Some 150 educators, clergy, lay leaders, administrators and other stakeholders gathered May 10 to tackle these and other big questions, hear about innovation approaches from national experts, stimulate one another's thinking, and empower each other to effect change.
Convened by JUF's Community Foundation for Jewish Education, "Thinking Together: Communal Conversations about Jewish Congregational and Early Childhood Education in Chicago" focused on national ideas and local challenges in the field, which engages nearly 8,000 students enrolled in 40 schools in the metropolitan area.
The participants began their day of learning and idea exchange with an overview of key data points relating to enrollment trends, capacity utilization, teacher compensation and professional development, funding and costs, and other vital information.
"2015-2016 was the first year Chicago's Jewish early childhood programs participated in a community wide, systematic data collection. The results offer a first view of the landscape and serve as a baseline for future tracking," said CFJE Executive Director Rabbi Scott Aaron.
The data study was facilitated by CFJE and conducted by JData, a research program operated by Brandeis University with generous support from the Jim Joseph Foundation.
With information in hand, the conference participants broke into two interest groups, one focusing on early childhood education and another centering on congregational education. Both sessions offered case studies of innovative approaches and programs designed to address the challenges of engaging families and youth in Jewish education.

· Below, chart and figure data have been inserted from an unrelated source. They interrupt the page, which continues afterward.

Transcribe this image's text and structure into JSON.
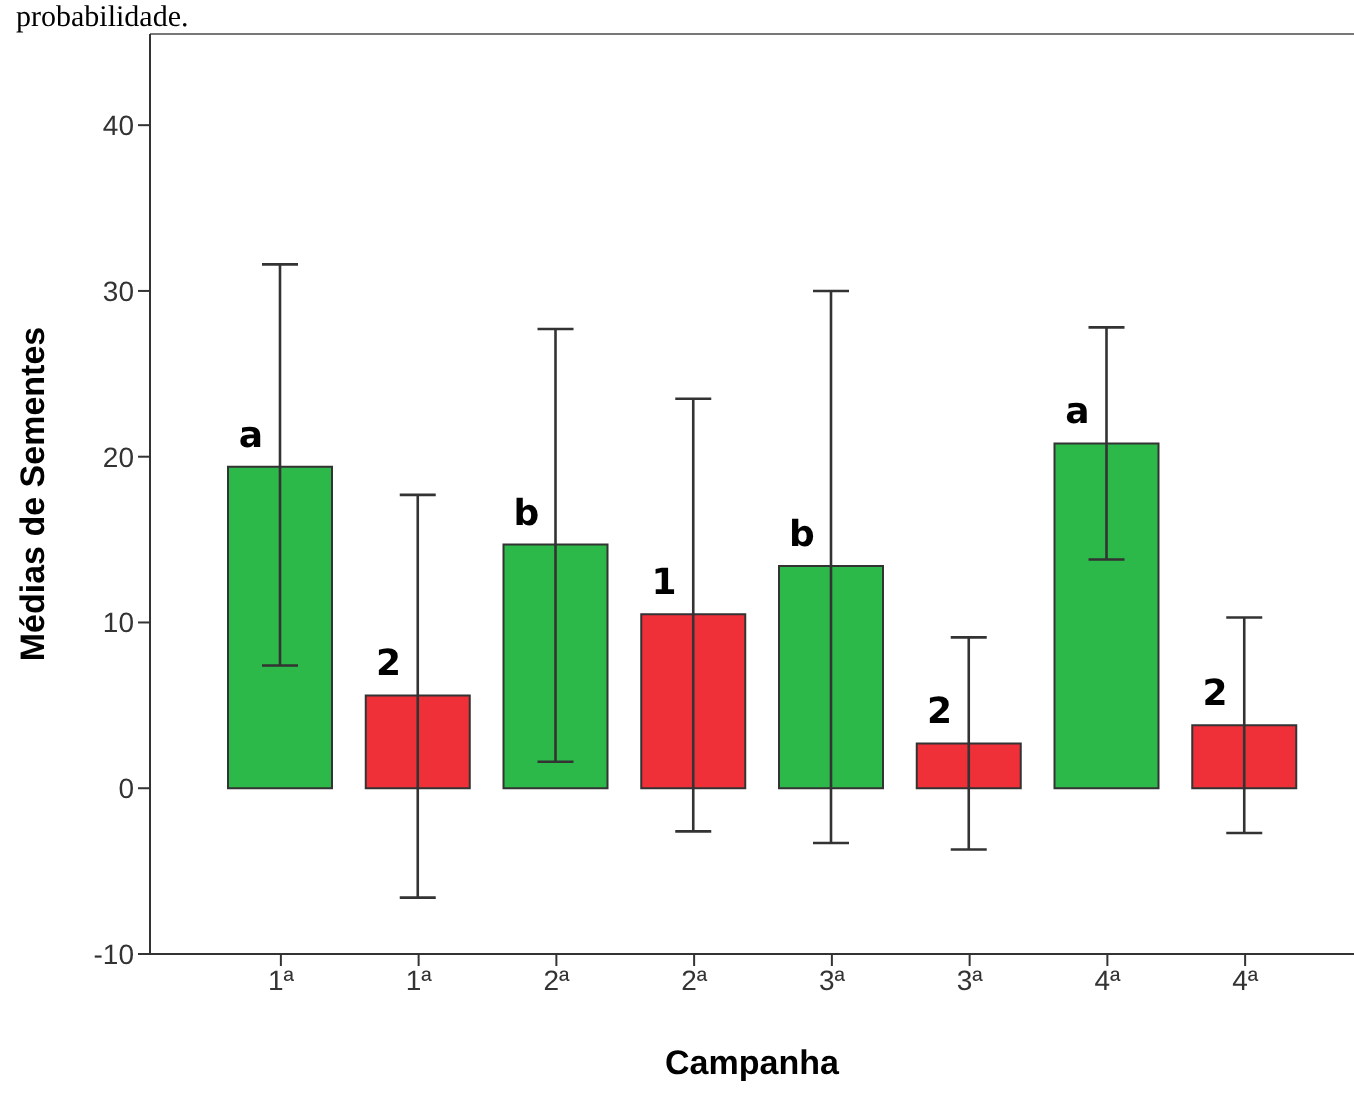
{
  "chart_data": {
    "type": "bar",
    "xlabel": "Campanha",
    "ylabel": "Médias de Sementes",
    "categories": [
      "1ª",
      "1ª",
      "2ª",
      "2ª",
      "3ª",
      "3ª",
      "4ª",
      "4ª"
    ],
    "values": [
      19.4,
      5.6,
      14.7,
      10.5,
      13.4,
      2.7,
      20.8,
      3.8
    ],
    "colors": [
      "#2db84a",
      "#ef3039",
      "#2db84a",
      "#ef3039",
      "#2db84a",
      "#ef3039",
      "#2db84a",
      "#ef3039"
    ],
    "errors": [
      [
        7.4,
        31.6
      ],
      [
        -6.6,
        17.7
      ],
      [
        1.6,
        27.7
      ],
      [
        -2.6,
        23.5
      ],
      [
        -3.3,
        30.0
      ],
      [
        -3.7,
        9.1
      ],
      [
        13.8,
        27.8
      ],
      [
        -2.7,
        10.3
      ]
    ],
    "annotations": [
      "probabilidade.",
      {
        "text": "a",
        "x": "1ª",
        "y": 19.4
      },
      "2",
      {
        "text": "b",
        "x": "2ª",
        "y": 14.7
      },
      {
        "text": "1",
        "x": "2ª",
        "y": 10.5
      },
      {
        "text": "b",
        "x": "3ª",
        "y": 13.4
      },
      {
        "text": "2",
        "x": "3ª",
        "y": 2.7
      },
      {
        "text": "a",
        "x": "4ª",
        "y": 20.8
      },
      "2"
    ],
    "ylim": [
      -10,
      45.5
    ],
    "yticks": [
      -10,
      0,
      10,
      20,
      30,
      40
    ]
  }
}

"The passion and energy in the room was unstoppable," said one participant of the interaction with other professionals. "Although we have a long way to go [in advancing the field," said another, yet another educator stressed how "empowering [it is] being in the room with passionate Jewish educators."
Guralnick, Schreiber receive Jewish education awards
Following informal conversations during lunch, CFJE presented its second annual Sue Pinsky Award for Excellence in Jewish Education to Claudine Guralnick, of Oak Park, an educator at West Suburban Temple Har Zion in River Forest.

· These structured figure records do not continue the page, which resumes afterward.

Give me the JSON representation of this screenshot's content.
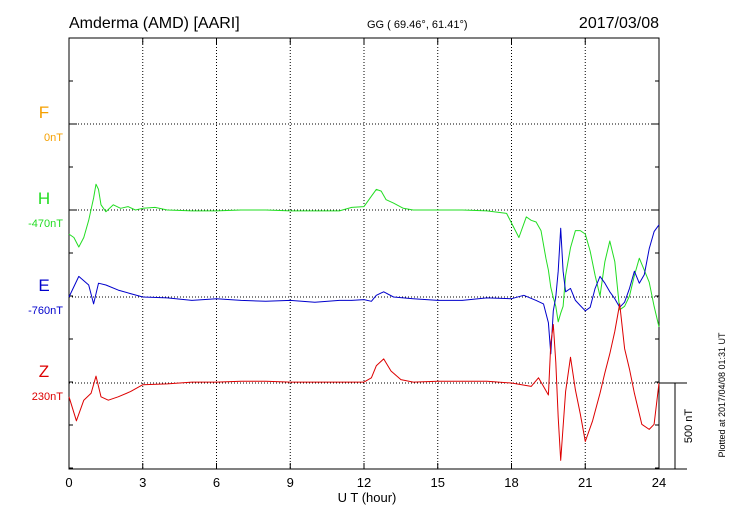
{
  "header": {
    "station": "Amderma (AMD)  [AARI]",
    "coords": "GG ( 69.46°,  61.41°)",
    "date": "2017/03/08"
  },
  "footer": {
    "xlabel": "U T (hour)",
    "plotted": "Plotted at 2017/04/08 01:31  UT",
    "scale_label": "500 nT"
  },
  "chart_data": {
    "type": "line",
    "xlim": [
      0,
      24
    ],
    "x_ticks": [
      "0",
      "3",
      "6",
      "9",
      "12",
      "15",
      "18",
      "21",
      "24"
    ],
    "grid": true,
    "y_unit": "nT",
    "scale_bar_nT": 500,
    "series": [
      {
        "name": "F",
        "baseline_label": "0nT",
        "color": "#f5a000",
        "x": [],
        "values": []
      },
      {
        "name": "H",
        "baseline_label": "-470nT",
        "color": "#22dd22",
        "x": [
          0,
          0.2,
          0.4,
          0.6,
          0.8,
          1.0,
          1.1,
          1.2,
          1.3,
          1.5,
          1.8,
          2.1,
          2.4,
          2.7,
          3.0,
          3.5,
          4,
          5,
          6,
          7,
          8,
          9,
          10,
          11,
          11.5,
          12.0,
          12.3,
          12.5,
          12.7,
          12.9,
          13.2,
          13.6,
          14,
          15,
          16,
          17,
          17.8,
          18.3,
          18.6,
          18.8,
          19.0,
          19.2,
          19.4,
          19.5,
          19.6,
          19.7,
          19.8,
          19.9,
          20.0,
          20.1,
          20.2,
          20.4,
          20.6,
          20.8,
          21.0,
          21.2,
          21.4,
          21.6,
          21.8,
          22.0,
          22.2,
          22.4,
          22.6,
          22.8,
          23.0,
          23.2,
          23.4,
          23.6,
          23.8,
          24.0
        ],
        "values": [
          -140,
          -160,
          -215,
          -160,
          -60,
          70,
          150,
          120,
          30,
          -10,
          30,
          10,
          20,
          0,
          10,
          15,
          0,
          -5,
          -5,
          0,
          0,
          -5,
          -5,
          -5,
          15,
          20,
          80,
          120,
          110,
          60,
          40,
          10,
          0,
          0,
          0,
          -5,
          -20,
          -160,
          -40,
          -60,
          -70,
          -120,
          -280,
          -350,
          -450,
          -510,
          -560,
          -650,
          -600,
          -560,
          -380,
          -220,
          -120,
          -120,
          -140,
          -240,
          -380,
          -500,
          -300,
          -180,
          -300,
          -580,
          -560,
          -500,
          -380,
          -280,
          -350,
          -420,
          -560,
          -680
        ]
      },
      {
        "name": "E",
        "baseline_label": "-760nT",
        "color": "#0000cc",
        "x": [
          0,
          0.4,
          0.8,
          1.0,
          1.2,
          1.5,
          2.0,
          2.5,
          3,
          4,
          5,
          6,
          7,
          8,
          9,
          10,
          11,
          11.5,
          12.0,
          12.3,
          12.5,
          12.8,
          13.2,
          14,
          15,
          16,
          17,
          18,
          18.5,
          19.0,
          19.3,
          19.5,
          19.6,
          19.7,
          19.8,
          19.9,
          20.0,
          20.1,
          20.2,
          20.4,
          20.6,
          20.8,
          21.0,
          21.2,
          21.4,
          21.6,
          21.8,
          22.0,
          22.2,
          22.4,
          22.6,
          22.8,
          23.0,
          23.2,
          23.4,
          23.6,
          23.8,
          24.0
        ],
        "values": [
          0,
          120,
          70,
          -40,
          80,
          70,
          40,
          20,
          0,
          -5,
          -20,
          -10,
          -20,
          -25,
          -20,
          -30,
          -20,
          -20,
          -15,
          -25,
          10,
          30,
          0,
          -10,
          -20,
          -20,
          -5,
          -10,
          10,
          -20,
          -40,
          -150,
          -330,
          -80,
          0,
          150,
          400,
          150,
          30,
          50,
          -20,
          -50,
          -80,
          -60,
          50,
          120,
          80,
          30,
          -10,
          -60,
          -30,
          50,
          150,
          80,
          130,
          280,
          380,
          420
        ]
      },
      {
        "name": "Z",
        "baseline_label": "230nT",
        "color": "#dd0000",
        "x": [
          0,
          0.3,
          0.6,
          0.9,
          1.1,
          1.3,
          1.6,
          2.0,
          2.5,
          3,
          4,
          5,
          6,
          7,
          8,
          9,
          10,
          11,
          12.0,
          12.3,
          12.5,
          12.8,
          13.1,
          13.5,
          14,
          15,
          16,
          17,
          18,
          18.8,
          19.1,
          19.3,
          19.5,
          19.6,
          19.7,
          19.8,
          19.9,
          20.0,
          20.2,
          20.4,
          20.6,
          20.8,
          21.0,
          21.3,
          21.6,
          21.8,
          22.0,
          22.2,
          22.4,
          22.6,
          22.8,
          23.0,
          23.3,
          23.6,
          23.8,
          24.0
        ],
        "values": [
          -80,
          -220,
          -100,
          -60,
          40,
          -80,
          -100,
          -80,
          -50,
          -10,
          -5,
          5,
          5,
          10,
          10,
          5,
          5,
          5,
          5,
          30,
          100,
          140,
          70,
          20,
          5,
          10,
          10,
          10,
          0,
          -20,
          30,
          -20,
          -70,
          230,
          340,
          120,
          -200,
          -450,
          -50,
          150,
          -40,
          -180,
          -340,
          -220,
          -60,
          60,
          170,
          300,
          460,
          200,
          80,
          -60,
          -240,
          -270,
          -240,
          0
        ]
      }
    ]
  }
}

Members of her congregational community described Guralnick as "understanding, perceptive, patient, and fun… Her support [for children and families] is unwavering, and her engagement with the children is constant and active."
The Pinsky Award honors Sue Pinsky, a Jewish educator who was instrumental in the founding of the North Suburban JCC. Her son, Mark Pinsky, and his wife, Lisa, generously established an endowment fund in Sue's honor to ensure the award in perpetuity through JUF's Agency Endowment Program.
CFJE also awarded its first annual CFJE-Grinspoon Foundation Award for Excellence in Jewish Congregational Education to Buddy Schreiber, who teaches at Am Shalom in Glencoe.
The award celebrates successful innovation in Jewish education and was awarded to Schreiber, in part for "the quiet way [he] impacts students…[and] his determined presence and desire to bring them a high level discussion about higher level ideas."